Our Mission

Providing data driven genetic selection tools for informed dog breeders

The International Working Dog Registry (IWDR) is an online registry where dog owners can add, edit, and view electronically stored records on their dogs. The registry enables storing ancestral records for as many generations into the past as users are willing to enter data. It also includes the ability to store both health and work performance information on individual dogs. These health and work performance measurements are known as phenotypes.

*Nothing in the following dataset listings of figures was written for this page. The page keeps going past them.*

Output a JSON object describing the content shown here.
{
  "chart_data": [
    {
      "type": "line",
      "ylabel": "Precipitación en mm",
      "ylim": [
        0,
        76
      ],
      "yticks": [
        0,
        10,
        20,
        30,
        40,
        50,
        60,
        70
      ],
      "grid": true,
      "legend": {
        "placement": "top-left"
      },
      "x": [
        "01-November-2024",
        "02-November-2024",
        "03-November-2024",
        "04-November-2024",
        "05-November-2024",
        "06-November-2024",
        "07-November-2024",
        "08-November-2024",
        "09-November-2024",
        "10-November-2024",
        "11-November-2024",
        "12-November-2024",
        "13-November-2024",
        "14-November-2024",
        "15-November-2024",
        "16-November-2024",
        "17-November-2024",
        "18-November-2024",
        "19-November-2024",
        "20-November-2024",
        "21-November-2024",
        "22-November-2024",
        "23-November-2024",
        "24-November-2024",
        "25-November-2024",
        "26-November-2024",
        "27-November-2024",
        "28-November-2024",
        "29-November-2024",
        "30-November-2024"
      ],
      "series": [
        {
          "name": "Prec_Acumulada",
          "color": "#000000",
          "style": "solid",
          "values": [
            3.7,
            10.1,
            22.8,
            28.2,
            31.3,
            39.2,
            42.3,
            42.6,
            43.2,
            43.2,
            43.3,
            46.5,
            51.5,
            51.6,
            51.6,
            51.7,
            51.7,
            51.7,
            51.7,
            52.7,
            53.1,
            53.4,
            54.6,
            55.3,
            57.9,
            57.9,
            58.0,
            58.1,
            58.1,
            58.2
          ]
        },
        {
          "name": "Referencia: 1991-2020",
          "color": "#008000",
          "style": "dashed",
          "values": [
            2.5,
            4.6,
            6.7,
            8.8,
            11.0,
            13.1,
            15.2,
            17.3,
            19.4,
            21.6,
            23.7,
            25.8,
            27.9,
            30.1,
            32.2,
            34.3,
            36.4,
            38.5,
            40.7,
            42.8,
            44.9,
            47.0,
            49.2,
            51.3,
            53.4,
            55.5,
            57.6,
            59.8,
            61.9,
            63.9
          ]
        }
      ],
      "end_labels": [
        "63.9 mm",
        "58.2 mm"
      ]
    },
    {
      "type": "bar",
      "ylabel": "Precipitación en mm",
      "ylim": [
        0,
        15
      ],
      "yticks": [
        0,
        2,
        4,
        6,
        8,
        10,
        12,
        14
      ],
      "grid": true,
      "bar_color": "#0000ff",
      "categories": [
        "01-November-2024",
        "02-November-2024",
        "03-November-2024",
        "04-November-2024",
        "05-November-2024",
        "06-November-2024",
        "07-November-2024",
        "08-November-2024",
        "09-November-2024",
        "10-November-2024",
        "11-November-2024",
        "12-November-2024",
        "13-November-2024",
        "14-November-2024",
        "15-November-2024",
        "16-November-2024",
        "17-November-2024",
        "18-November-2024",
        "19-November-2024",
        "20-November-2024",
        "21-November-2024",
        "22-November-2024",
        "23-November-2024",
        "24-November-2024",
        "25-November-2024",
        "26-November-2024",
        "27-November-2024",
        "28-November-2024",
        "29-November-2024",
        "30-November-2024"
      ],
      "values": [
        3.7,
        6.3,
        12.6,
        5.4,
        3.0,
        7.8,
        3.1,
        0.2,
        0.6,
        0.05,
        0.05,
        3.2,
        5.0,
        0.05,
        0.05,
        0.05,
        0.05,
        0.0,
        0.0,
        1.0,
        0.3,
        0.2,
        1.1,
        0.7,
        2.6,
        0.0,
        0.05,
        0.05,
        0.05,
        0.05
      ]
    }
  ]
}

Purely based on these phenotypes, one can make breeder selection decisions in several ways. The traditional process used for centuries has molded and shaped ancestral dogs into today’s modern breeds. As practiced today, this process involves measuring the important aspects of health, behavior, and performance on each young dog and its relatives, including littermates, full- or half-sibs, parents, grandparents, and even more distant ancestors, when possible. With this information in hand, phenotype selection requires the breeder to somehow put ALL these measurements into context to decide among alternative young dogs exactly which ones will be kept for breeding.

Selection using EBVs is a more advanced selection method. It uses the same phenotype measurements described above for aspects of health, behavior, and performance, but it then combines those measurements in a second step that includes pedigree relationships. The numeric value produced by this second step estimates each dog’s relative genetic worth as a breeder for a particular trait or characteristic. These estimates are known as estimated breeding values (EBVs), and they are the most accurate way known to describe the genetic potential of each young dog as a possible breeder. Key to producing accurate EBVs is to begin the process with accurately recorded pedigree relationships and accurately measured phenotypes on most dogs in a population.